In spite of the heavy losses around us we held on, and all the more stubbornly because we expected every moment that the French would come up and reinforce us. The French were due about four o’clock, but owing to some accident they did not arrive, and it seemed as if nothing could save us.
There was a falling off in our artillery fire, and it was clear that one of our batteries had been put out of action. And no wonder, for the German guns were simply raining shells upon us. The Germans at that time were sticking to the dense formations which had been their practice since the war began—and they hurled themselves forward in clouds towards the 37th Field Battery.

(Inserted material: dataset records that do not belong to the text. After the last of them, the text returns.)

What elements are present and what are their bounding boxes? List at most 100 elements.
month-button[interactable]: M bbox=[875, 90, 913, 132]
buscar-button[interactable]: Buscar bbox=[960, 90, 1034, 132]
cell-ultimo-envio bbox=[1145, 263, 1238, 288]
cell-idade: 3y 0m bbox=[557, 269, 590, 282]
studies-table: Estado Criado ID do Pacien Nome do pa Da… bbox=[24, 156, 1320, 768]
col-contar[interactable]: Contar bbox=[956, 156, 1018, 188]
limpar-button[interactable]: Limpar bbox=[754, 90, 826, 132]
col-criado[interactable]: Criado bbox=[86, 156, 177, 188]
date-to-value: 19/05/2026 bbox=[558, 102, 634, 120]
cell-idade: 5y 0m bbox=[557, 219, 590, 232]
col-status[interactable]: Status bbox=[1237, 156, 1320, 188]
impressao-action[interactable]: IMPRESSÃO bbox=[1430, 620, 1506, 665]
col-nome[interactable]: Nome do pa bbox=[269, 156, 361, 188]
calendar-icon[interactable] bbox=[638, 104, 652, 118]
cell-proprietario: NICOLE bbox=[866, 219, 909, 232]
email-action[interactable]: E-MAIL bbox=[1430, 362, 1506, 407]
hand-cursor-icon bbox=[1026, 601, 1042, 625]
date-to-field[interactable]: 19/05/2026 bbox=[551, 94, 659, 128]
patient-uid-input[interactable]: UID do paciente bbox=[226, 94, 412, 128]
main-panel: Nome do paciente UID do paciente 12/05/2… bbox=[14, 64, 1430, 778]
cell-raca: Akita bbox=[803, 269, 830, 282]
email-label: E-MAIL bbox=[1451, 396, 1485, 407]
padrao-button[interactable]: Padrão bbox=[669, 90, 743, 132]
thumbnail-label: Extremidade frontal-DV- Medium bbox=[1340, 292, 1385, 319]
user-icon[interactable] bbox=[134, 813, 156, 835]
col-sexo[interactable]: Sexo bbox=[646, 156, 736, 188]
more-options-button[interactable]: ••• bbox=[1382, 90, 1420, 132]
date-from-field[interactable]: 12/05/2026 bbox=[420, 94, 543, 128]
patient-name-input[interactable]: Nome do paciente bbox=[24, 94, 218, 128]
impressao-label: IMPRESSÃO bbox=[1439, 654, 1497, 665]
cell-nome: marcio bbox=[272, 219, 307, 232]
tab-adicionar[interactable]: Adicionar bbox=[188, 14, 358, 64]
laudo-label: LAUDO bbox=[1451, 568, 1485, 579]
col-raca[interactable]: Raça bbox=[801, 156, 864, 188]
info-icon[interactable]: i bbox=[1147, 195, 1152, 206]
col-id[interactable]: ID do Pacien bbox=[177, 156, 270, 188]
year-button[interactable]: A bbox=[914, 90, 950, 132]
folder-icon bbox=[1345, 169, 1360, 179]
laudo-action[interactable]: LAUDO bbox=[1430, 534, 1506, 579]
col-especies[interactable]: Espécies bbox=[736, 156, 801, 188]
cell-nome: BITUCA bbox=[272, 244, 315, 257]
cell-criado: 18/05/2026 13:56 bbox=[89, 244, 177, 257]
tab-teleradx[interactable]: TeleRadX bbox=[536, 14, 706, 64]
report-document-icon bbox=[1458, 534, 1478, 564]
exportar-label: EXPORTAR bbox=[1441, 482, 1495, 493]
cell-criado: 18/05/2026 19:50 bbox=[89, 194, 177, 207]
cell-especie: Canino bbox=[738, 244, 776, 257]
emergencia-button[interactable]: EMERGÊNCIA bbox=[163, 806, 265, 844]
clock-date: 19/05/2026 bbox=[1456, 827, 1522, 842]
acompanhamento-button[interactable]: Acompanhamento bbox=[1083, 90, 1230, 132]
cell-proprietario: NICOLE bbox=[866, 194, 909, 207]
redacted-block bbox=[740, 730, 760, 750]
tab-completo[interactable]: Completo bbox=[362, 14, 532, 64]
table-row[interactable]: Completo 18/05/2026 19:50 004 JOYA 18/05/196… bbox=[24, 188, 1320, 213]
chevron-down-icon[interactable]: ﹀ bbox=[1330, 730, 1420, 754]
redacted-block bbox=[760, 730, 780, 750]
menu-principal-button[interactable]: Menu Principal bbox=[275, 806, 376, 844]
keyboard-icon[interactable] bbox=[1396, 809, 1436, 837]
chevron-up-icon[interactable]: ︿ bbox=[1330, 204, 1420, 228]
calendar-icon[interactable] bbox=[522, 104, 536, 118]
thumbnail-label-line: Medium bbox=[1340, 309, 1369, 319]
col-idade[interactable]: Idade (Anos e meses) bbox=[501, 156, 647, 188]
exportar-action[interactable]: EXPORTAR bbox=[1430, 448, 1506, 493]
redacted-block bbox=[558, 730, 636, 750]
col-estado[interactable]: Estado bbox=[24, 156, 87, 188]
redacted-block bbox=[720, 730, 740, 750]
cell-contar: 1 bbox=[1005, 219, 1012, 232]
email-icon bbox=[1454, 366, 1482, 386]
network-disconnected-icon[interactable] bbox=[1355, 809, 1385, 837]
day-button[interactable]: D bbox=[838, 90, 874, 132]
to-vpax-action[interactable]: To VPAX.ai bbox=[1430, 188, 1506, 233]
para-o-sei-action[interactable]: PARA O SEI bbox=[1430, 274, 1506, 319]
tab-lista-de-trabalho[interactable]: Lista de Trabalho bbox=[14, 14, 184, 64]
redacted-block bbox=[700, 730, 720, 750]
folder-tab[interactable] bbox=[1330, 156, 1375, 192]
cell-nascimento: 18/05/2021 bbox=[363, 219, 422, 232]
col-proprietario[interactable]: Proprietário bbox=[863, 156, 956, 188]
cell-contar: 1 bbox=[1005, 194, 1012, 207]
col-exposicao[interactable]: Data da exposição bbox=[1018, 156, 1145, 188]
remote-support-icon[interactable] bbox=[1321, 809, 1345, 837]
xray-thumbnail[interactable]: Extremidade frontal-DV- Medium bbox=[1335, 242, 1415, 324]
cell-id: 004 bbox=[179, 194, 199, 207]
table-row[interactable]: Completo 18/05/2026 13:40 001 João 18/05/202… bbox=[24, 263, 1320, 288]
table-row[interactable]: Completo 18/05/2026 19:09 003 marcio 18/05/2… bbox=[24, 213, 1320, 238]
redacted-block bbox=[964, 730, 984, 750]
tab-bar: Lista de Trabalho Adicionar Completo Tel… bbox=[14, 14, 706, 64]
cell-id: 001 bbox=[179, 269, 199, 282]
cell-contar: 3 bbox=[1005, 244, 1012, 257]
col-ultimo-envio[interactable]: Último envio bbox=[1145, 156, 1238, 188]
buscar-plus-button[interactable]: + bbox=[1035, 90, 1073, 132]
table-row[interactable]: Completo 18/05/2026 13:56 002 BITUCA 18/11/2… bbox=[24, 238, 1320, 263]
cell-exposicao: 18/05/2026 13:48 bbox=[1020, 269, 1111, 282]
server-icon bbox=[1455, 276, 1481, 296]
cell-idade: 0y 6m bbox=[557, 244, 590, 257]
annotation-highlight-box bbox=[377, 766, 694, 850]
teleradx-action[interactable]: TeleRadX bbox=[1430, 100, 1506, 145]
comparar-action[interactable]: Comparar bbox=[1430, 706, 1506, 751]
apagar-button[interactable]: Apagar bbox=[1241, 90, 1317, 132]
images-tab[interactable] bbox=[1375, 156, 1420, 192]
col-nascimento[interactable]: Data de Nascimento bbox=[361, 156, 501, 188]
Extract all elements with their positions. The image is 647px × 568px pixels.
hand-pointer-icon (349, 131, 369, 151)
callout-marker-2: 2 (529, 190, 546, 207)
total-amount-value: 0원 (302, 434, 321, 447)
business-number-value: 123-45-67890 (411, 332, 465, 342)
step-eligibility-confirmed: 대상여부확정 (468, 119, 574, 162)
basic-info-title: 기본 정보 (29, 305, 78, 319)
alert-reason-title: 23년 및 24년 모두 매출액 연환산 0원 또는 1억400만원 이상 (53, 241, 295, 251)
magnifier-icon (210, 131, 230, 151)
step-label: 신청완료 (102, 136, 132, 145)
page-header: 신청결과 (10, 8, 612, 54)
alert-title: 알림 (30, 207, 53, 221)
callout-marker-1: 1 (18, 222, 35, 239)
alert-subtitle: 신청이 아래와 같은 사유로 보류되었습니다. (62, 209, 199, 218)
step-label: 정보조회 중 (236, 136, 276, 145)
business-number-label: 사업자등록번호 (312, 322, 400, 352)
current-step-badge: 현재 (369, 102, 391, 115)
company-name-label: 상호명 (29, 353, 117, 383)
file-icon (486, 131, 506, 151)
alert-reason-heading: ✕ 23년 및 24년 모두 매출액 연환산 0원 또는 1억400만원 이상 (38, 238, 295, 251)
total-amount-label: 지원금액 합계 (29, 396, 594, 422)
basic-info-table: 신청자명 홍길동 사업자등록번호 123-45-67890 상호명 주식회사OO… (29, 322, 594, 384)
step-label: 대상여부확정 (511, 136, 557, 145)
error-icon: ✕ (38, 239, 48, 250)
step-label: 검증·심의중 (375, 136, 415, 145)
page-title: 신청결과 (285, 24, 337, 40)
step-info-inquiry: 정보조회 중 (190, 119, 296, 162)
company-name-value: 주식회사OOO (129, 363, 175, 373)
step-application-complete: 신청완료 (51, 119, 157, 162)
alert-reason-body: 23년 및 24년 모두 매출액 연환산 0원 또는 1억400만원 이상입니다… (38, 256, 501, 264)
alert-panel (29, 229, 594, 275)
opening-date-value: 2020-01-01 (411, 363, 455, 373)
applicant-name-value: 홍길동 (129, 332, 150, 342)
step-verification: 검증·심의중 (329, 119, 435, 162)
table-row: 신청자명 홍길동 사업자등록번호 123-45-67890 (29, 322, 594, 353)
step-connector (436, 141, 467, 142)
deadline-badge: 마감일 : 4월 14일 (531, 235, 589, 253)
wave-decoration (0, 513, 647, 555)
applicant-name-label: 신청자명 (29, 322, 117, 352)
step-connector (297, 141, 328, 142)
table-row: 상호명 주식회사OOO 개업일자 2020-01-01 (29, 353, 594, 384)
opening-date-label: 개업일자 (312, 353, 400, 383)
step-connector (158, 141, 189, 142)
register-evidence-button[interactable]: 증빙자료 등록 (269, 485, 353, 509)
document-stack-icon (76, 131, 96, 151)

So furiously did they rush, so vast were their numbers, and so certain were they that they had the guns as good as captured, that they actually got within a hundred yards of the battery.
It was at this terrible crisis that Captain Douglas Reynolds and volunteers rushed up with two teams and limbered up two guns, and in spite of all the German batteries and rifles did one gun was saved. This was a wonderful escape, in view of the nearness of the German infantry and their numbers, and for their share in the desperate affair the captain and two of the drivers—Drane and Luke—who had volunteered, got the Victoria Cross.
In a way we had got used to retiring, and we were not at the end of it even now, by a good deal, for on our left the Borderers were withdrawing and on our right the Manchesters were being forced right back; fighting magnificently and leaving the ground littered with their dead and wounded.
The Yorkshire Light Infantry were left in the centre of the very front line of the trenches, where we were heavily pressed. We made every mortal effort to hold our ground, and C Company was ordered up from the second line to reinforce us in the first.
Imagine what it meant for a company of infantry to get from one trench to another at a time like that, to leave shelter, to rush across a space of open ground that was literally riddled with shrapnel and rifle bullets, and in the daytime, too, with the Germans in overwhelming force at point-blank range.
But the order had been given, and C Company obeyed. The men sprang from their trench, they rushed across a fire-swept zone—and the handful of them who were not shot down made a final dash and simply tumbled into our trench and strengthened us. They had just about lost their first wind, but were soon hard at it again with the rifle and did murderous work, if only to get something back on account of the comrades who had fallen.
It was a help, a big help, to have C Company with us in the front trench; but even with this reinforcement we could do nothing, and after we had made a hot stand the order came to retire. That was about half-past four in the afternoon.
Things had been bad before; they were almost hopeless now, for to retire meant to show ourselves in the open and become targets for the German infantry; but our sole chance of salvation was to hurry away—there was no thought of surrender.